La risa feroz de un bocacosida
Aquí el asesino es el policía, el inspector Brandao, gafas de sol, musculación gimnástica, banda sonora de James Bond en el móvil, pereza de investigaciones nocturnas, por los bares, con un objetivo, la calidad del whisky. Los detectives de novela tienen sus rarezas, tocan el violín o coleccionan orquídeas o son belgas en Londres, o curas, y Brandao ama el latín, amigo de las lenguas muertas, y lleva tres asesinatos cuando lo conocemos: mata prostitutas viejas, rubias químicas y gordas, vacas o ballenas, dice Brandao, que nos cuenta alegremente sus aventuras criminales. Las mata a puntapiés y puñetazos, aunque les corte el cuello post mortem. El periodista cultural José Prata, portugués, ha inventado a Brandao, el héroe de Los cojos bailan solos (Os coxos dançam sozinhos, 2002), dentro de una honrosa tradición de detectives repugnantes, sádicos y brutalmente divertidos como los clásicos Lemmy Caution y Mike Hammer. Brandao, asesino psicópata, asume además valientemente la misión de investigar sus propios crímenes, igual que el sheriff Nick Corey, la gran creación de Jim Thompson en 1.280 almas.
LOS COJOS BAILAN SOLOS
José Prata
Traducción de Mario Merlino
Alfaguara.
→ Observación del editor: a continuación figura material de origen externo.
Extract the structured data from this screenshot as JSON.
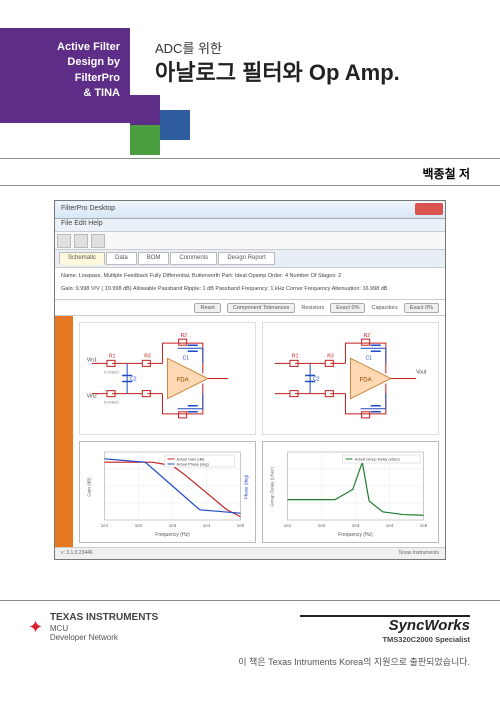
{
  "header": {
    "band_line1": "Active Filter",
    "band_line2": "Design by",
    "band_line3": "FilterPro",
    "band_line4": "& TINA",
    "subtitle": "ADC를 위한",
    "title": "아날로그 필터와 Op Amp.",
    "author": "백종철 저"
  },
  "colors": {
    "purple": "#5d2d87",
    "green": "#4a9e3f",
    "blue": "#2e5c9e",
    "orange": "#e87722",
    "ti_red": "#d92231"
  },
  "app": {
    "window_title": "FilterPro Desktop",
    "menu": "File  Edit  Help",
    "tabs": [
      "Schematic",
      "Data",
      "BOM",
      "Comments",
      "Design Report"
    ],
    "active_tab": 0,
    "params_line1": "Name: Lowpass, Multiple Feedback Fully Differential, Butterworth     Part: Ideal Opamp  Order: 4     Number Of Stages: 2",
    "params_line2": "Gain: 9.998 V/V ( 19.998 dB)     Allowable Passband Ripple: 1 dB  Passband Frequency: 1 kHz     Corner Frequency Attenuation: 16.998 dB",
    "controls": [
      "Reset",
      "Component Tolerances",
      "Resistors",
      "Exact 0%",
      "Capacitors",
      "Exact 0%"
    ],
    "circuit_labels": {
      "r1": "R1",
      "r2": "R2",
      "r3": "R3",
      "c1": "C1",
      "c2": "C2",
      "vin1": "Vin1",
      "vin2": "Vin2",
      "vout": "Vout",
      "fda": "FDA",
      "val_r": "5.048kΩ",
      "val_c": "11.94nF"
    },
    "chart1": {
      "xlabel": "Frequency (Hz)",
      "ylabel_left": "Gain (dB)",
      "ylabel_right": "Phase (deg)",
      "legend": [
        "Actual Gain (dB)",
        "Actual Phase (deg)"
      ],
      "xticks": [
        "1e1",
        "1e2",
        "1e3",
        "1e4",
        "1e5"
      ],
      "gain_color": "#c41e1e",
      "phase_color": "#1e4bc4",
      "gain_points": [
        [
          0,
          0.15
        ],
        [
          0.35,
          0.15
        ],
        [
          0.5,
          0.2
        ],
        [
          0.6,
          0.35
        ],
        [
          0.75,
          0.6
        ],
        [
          0.9,
          0.85
        ],
        [
          1,
          0.95
        ]
      ],
      "phase_points": [
        [
          0,
          0.1
        ],
        [
          0.3,
          0.15
        ],
        [
          0.5,
          0.5
        ],
        [
          0.7,
          0.85
        ],
        [
          1,
          0.9
        ]
      ]
    },
    "chart2": {
      "xlabel": "Frequency (Hz)",
      "ylabel": "Group Delay (uSec)",
      "legend": [
        "Actual Group Delay (uSec)"
      ],
      "xticks": [
        "1e1",
        "1e2",
        "1e3",
        "1e4",
        "1e5"
      ],
      "line_color": "#1e7a2e",
      "points": [
        [
          0,
          0.7
        ],
        [
          0.35,
          0.7
        ],
        [
          0.48,
          0.55
        ],
        [
          0.55,
          0.15
        ],
        [
          0.6,
          0.72
        ],
        [
          0.7,
          0.88
        ],
        [
          0.85,
          0.92
        ],
        [
          1,
          0.93
        ]
      ]
    },
    "footer_left": "v: 3.1.0.23446",
    "footer_right": "Texas Instruments"
  },
  "footer": {
    "ti_name": "TEXAS INSTRUMENTS",
    "ti_sub1": "MCU",
    "ti_sub2": "Developer Network",
    "syncworks": "SyncWorks",
    "sw_sub": "TMS320C2000 Specialist",
    "publish_note": "이 책은 Texas Intruments Korea의 지원으로 출판되었습니다."
  }
}
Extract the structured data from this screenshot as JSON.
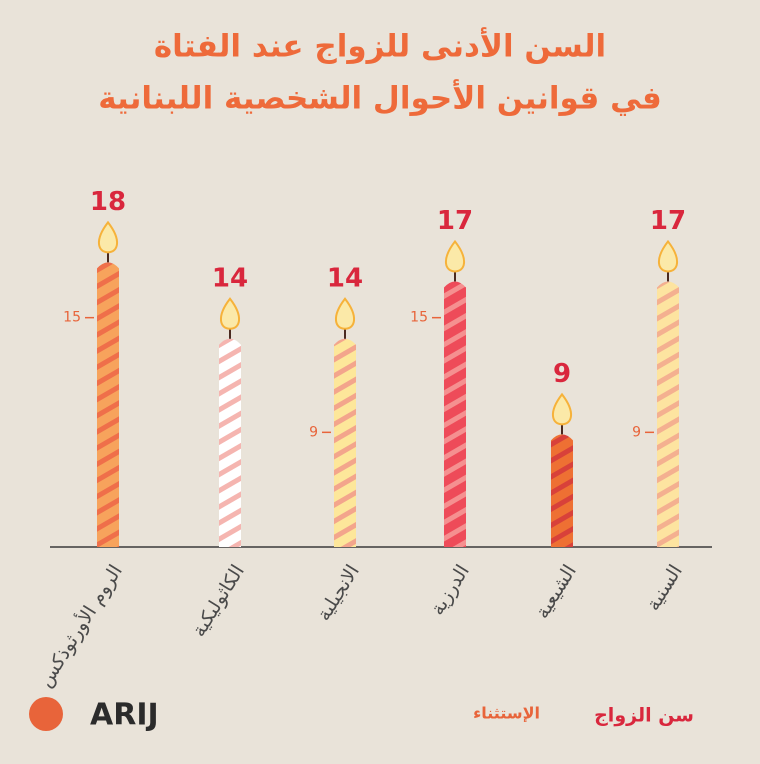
{
  "chart_data": {
    "type": "bar",
    "title": "السن الأدنى للزواج عند الفتاة",
    "subtitle": "في قوانين الأحوال الشخصية اللبنانية",
    "categories": [
      "الروم الأورثوذكس",
      "الكاثوليكية",
      "الانجيلية",
      "الدرزية",
      "الشيعية",
      "السنية"
    ],
    "series": [
      {
        "name": "سن الزواج",
        "color": "#d9273d",
        "values": [
          18,
          14,
          14,
          17,
          9,
          17
        ]
      },
      {
        "name": "الإستثناء",
        "color": "#e8643a",
        "values": [
          15,
          null,
          9,
          15,
          null,
          9
        ]
      }
    ],
    "bar_colors": [
      [
        "#f7a35c",
        "#ef6f4a"
      ],
      [
        "#ffffff",
        "#f5b5b0"
      ],
      [
        "#fde79a",
        "#f3a58c"
      ],
      [
        "#ee4b59",
        "#f59090"
      ],
      [
        "#ee7033",
        "#d8413a"
      ],
      [
        "#fde4a0",
        "#f4b090"
      ]
    ],
    "ylim": [
      3,
      21
    ],
    "logo": "ARIJ"
  }
}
Madrid, 2004
180 páginas. 12,50 euros
Hombre de familia, huérfano de padre, el funcionario Brandao vive con su madre en coma. Lleva tres muertas cuando aparece un nuevo asesino que cultiva los métodos de Brandao, como si fuera su doble, su doppelgänger, digámoslo así. El sosia deja huellas en los charcos de sangre con los mismos tres pares de Nike y los mismos zapatos que usa Brandao para confundir a sus colegas de la Policía Judicial de Lisboa. Pero añade un toque personal: corta las lenguas de las víctimas, una especie de homenaje a la afición lingüística de Brandao, y les cose la boca. Y Brandao siente la irritación del artista plagiado y rectificado, el insulto de una médico forense -belleza glacial de morgue- que distingue entre dos asesinos: un monstruo aficionado, mal estrangulador, torpe degollador que ni siquiera sabe el sitio exacto de la yugular, y un profesional, mucho mejor, seguramente médico, aunque cojo, con una pierna de goma. Con afán de superación, Brandao se compra entonces un manual de anatomía mientras se interroga a sí mismo: ¿quién será el plagiario?
La risa feroz de Prata guarda en el fondo una historia sentimental: la infancia de una pobre criatura, contada en otro tipo de letra, como en esas películas que, cuando recuerda el protagonista, se ponen de otro color o se nublan poéticamente, rememorativamente. Es un niño mirón de niñas, que juega al trenecito con mamá en la cama, pequeño pervertido, y espía el dormitorio de los padres por el ojo de la cerradura. El padre es médico en Mozambique, repulsivo, siempre fuera, menos mal, triste, porque el trabajo, la gente muerta en el hospital, lo pone de mal humor. Y pega con el puño, con el zapato, con el cepillo de la ropa. Cuando está muy enfadado, se da calamorrazos contra las paredes. También le pega a mamá, con la correa, y con la hebilla, como al niño, niño sádico que mata lombrices y gatos.
Creo que la solución del caso Brandao la habrá previsto algún lector antes de llegar al final. Pero no sé si la presentación humorística de la brutalidad y el racismo viril es, por decirlo con solemnidad, un ataque o un chiste eficiente contra el orden constituido y la bestia carcajeante que sirve al orden y la ley.